GOP shifts right-to-work vote to August

By Katie Parkins
Columbia Missourian

JEFFERSON CITY — An effort to change the date for Missourians to vote on right-to-work legislation won initial approval from a House committee last week.

The resolution would move the vote from the November general election to the August primary.

“Every day that goes by that our economic developers in this state cannot advertise Missouri as a right-to-work state prevents us from being able to take advantage of the right-to-work benefits,” said Ray McCarty with Associated Industries of Missouri, a business-lobbying group, during an April 24 hearing of the House Economic Development Committee.

Doug Beck

Those against right-to-work legislation and the date change fear voter turnout will be lower in the August primaries than the November general election, as it has historically been in the last decade.

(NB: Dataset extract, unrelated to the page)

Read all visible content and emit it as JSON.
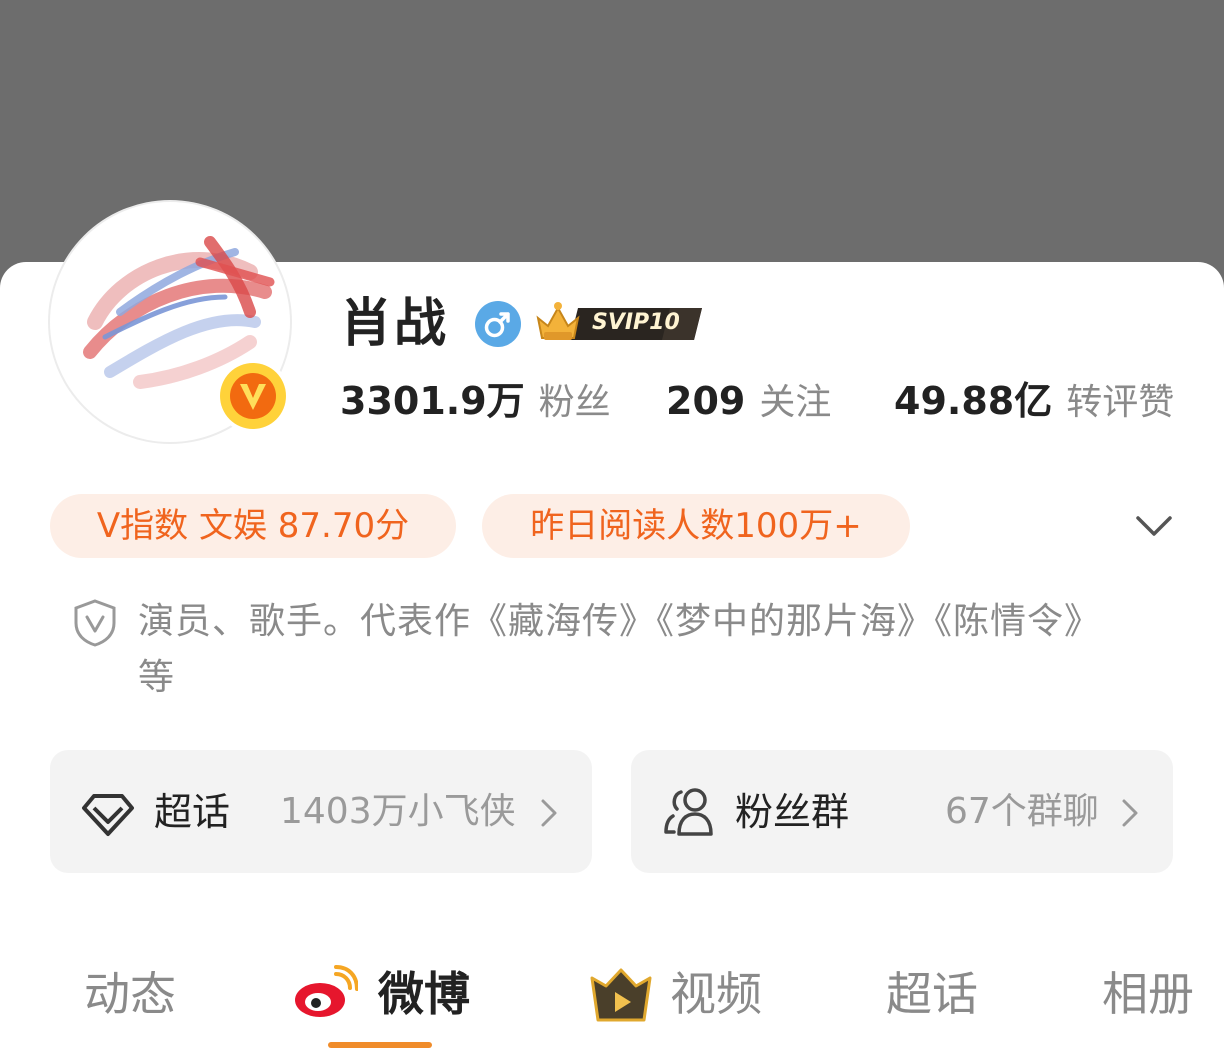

Right-to-work legislation bans labor unions from making membership fees mandatory. Those pushing for this legislation say that doing away with mandatory fees would lead to job growth and would make Missouri more attractive to businesses. But organized labor groups say the fees are used to negotiate for better wages and benefits such as health care and pensions.

“I think an issue this big needs to be voted on by as many people as we possibly can in our state,” said Rep. Doug Beck, D-Affton, who favors leaving the issue on the November ballot.

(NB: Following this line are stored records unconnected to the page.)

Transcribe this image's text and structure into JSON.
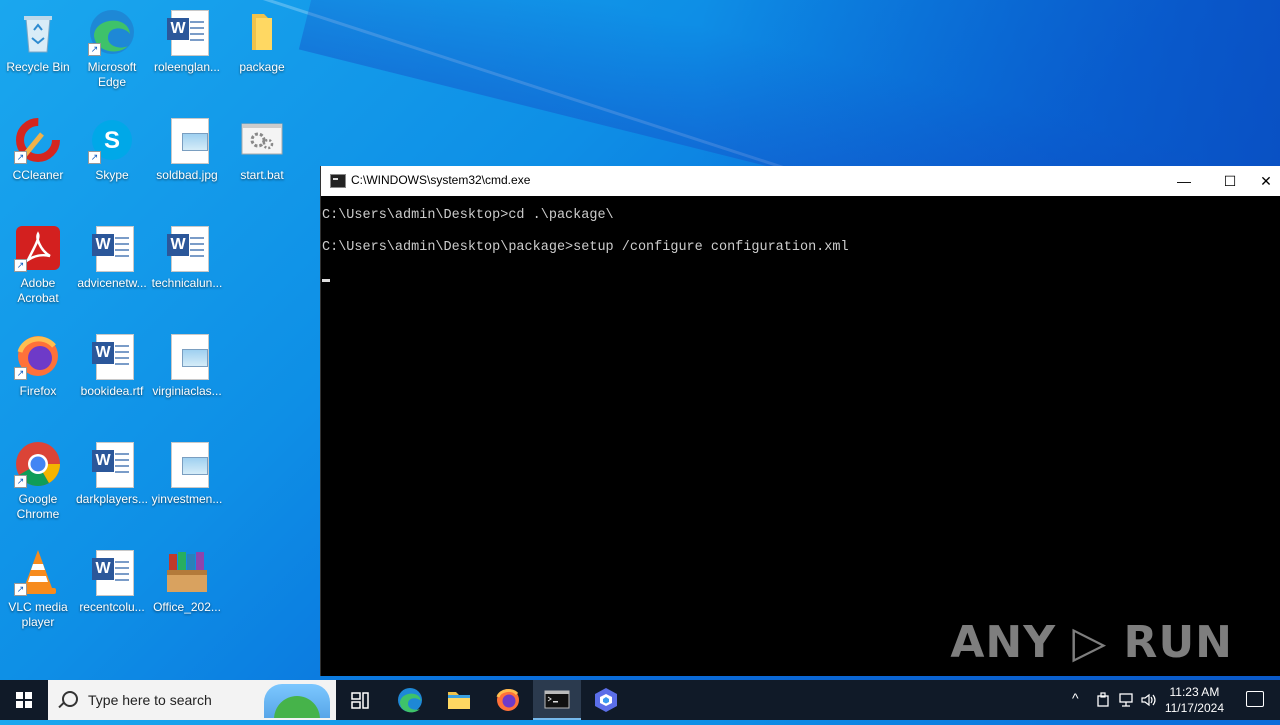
{
  "desktop": {
    "icons": [
      {
        "label": "Recycle Bin",
        "icon": "recycle-bin-icon"
      },
      {
        "label": "Microsoft\nEdge",
        "icon": "edge-icon"
      },
      {
        "label": "roleenglan...",
        "icon": "word-doc-icon"
      },
      {
        "label": "package",
        "icon": "folder-icon"
      },
      {
        "label": "CCleaner",
        "icon": "ccleaner-icon"
      },
      {
        "label": "Skype",
        "icon": "skype-icon"
      },
      {
        "label": "soldbad.jpg",
        "icon": "image-file-icon"
      },
      {
        "label": "start.bat",
        "icon": "batch-file-icon"
      },
      {
        "label": "Adobe\nAcrobat",
        "icon": "acrobat-icon"
      },
      {
        "label": "advicenetw...",
        "icon": "word-doc-icon"
      },
      {
        "label": "technicalun...",
        "icon": "word-doc-icon"
      },
      {
        "label": "Firefox",
        "icon": "firefox-icon"
      },
      {
        "label": "bookidea.rtf",
        "icon": "word-doc-icon"
      },
      {
        "label": "virginiaclas...",
        "icon": "image-file-icon"
      },
      {
        "label": "Google\nChrome",
        "icon": "chrome-icon"
      },
      {
        "label": "darkplayers...",
        "icon": "word-doc-icon"
      },
      {
        "label": "yinvestmen...",
        "icon": "image-file-icon"
      },
      {
        "label": "VLC media\nplayer",
        "icon": "vlc-icon"
      },
      {
        "label": "recentcolu...",
        "icon": "word-doc-icon"
      },
      {
        "label": "Office_202...",
        "icon": "archive-icon"
      }
    ]
  },
  "cmd_window": {
    "title": "C:\\WINDOWS\\system32\\cmd.exe",
    "minimize": "—",
    "maximize": "☐",
    "close": "✕",
    "lines": [
      "C:\\Users\\admin\\Desktop>cd .\\package\\",
      "C:\\Users\\admin\\Desktop\\package>setup /configure configuration.xml"
    ]
  },
  "watermark": "ANY ▷ RUN",
  "taskbar": {
    "search_placeholder": "Type here to search",
    "time": "11:23 AM",
    "date": "11/17/2024",
    "tray_chevron": "^"
  },
  "colors": {
    "desktop_bg": "#0e8fe6",
    "taskbar_bg": "#101a28",
    "terminal_text": "#cccccc"
  }
}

Rep. Holly Rehder, R-Sikeston, countered with: “I think they voted on that when (Gov. Eric) Greitens ran with that being part of his platform.”

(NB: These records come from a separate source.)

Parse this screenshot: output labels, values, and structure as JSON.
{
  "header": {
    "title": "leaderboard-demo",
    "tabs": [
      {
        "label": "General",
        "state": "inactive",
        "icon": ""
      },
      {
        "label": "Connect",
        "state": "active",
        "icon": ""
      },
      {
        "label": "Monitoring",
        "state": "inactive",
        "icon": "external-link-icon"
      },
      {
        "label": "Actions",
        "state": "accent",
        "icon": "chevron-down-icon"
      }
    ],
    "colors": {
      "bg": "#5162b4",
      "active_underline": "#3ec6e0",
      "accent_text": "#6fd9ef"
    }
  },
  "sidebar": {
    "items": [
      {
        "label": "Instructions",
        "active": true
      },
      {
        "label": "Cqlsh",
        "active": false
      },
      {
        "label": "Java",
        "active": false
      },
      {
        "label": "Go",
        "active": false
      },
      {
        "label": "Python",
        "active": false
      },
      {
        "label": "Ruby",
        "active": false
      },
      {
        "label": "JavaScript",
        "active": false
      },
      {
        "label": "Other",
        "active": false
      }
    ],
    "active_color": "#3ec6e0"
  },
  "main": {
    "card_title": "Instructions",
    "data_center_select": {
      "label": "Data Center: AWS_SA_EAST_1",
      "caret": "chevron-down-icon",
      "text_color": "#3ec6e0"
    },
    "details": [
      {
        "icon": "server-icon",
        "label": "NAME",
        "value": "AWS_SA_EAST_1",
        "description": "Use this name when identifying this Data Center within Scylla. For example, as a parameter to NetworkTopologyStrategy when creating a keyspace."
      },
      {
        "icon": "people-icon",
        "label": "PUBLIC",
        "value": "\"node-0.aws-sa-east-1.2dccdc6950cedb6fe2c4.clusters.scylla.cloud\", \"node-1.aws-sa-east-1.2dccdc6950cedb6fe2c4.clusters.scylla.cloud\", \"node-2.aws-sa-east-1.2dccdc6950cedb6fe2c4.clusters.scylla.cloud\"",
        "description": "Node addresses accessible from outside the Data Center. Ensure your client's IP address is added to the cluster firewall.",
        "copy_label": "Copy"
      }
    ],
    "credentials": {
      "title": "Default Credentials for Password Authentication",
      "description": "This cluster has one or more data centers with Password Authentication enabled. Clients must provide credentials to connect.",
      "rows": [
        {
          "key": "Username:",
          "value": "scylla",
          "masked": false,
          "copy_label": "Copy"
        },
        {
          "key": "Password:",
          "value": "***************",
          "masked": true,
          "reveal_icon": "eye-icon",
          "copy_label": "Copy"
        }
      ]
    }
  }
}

Some Democrats have also argued that one of the motives to move the election is to separate it from the U.S. Senate race. It is expected that unions will work to get their members to the polls for the “right-to-work” vote, and that could also benefit incumbent U.S. Sen. Claire McCaskill, D-Kirkwood, whose race is on the November ballot.

Beck emphasized that Missourians supported a petition with language stating the vote would take place on Nov. 6.

In what the Affton lawmaker called the “fine-print area,” a clause stated this would occur “unless the General Assembly decides to move it,” he said.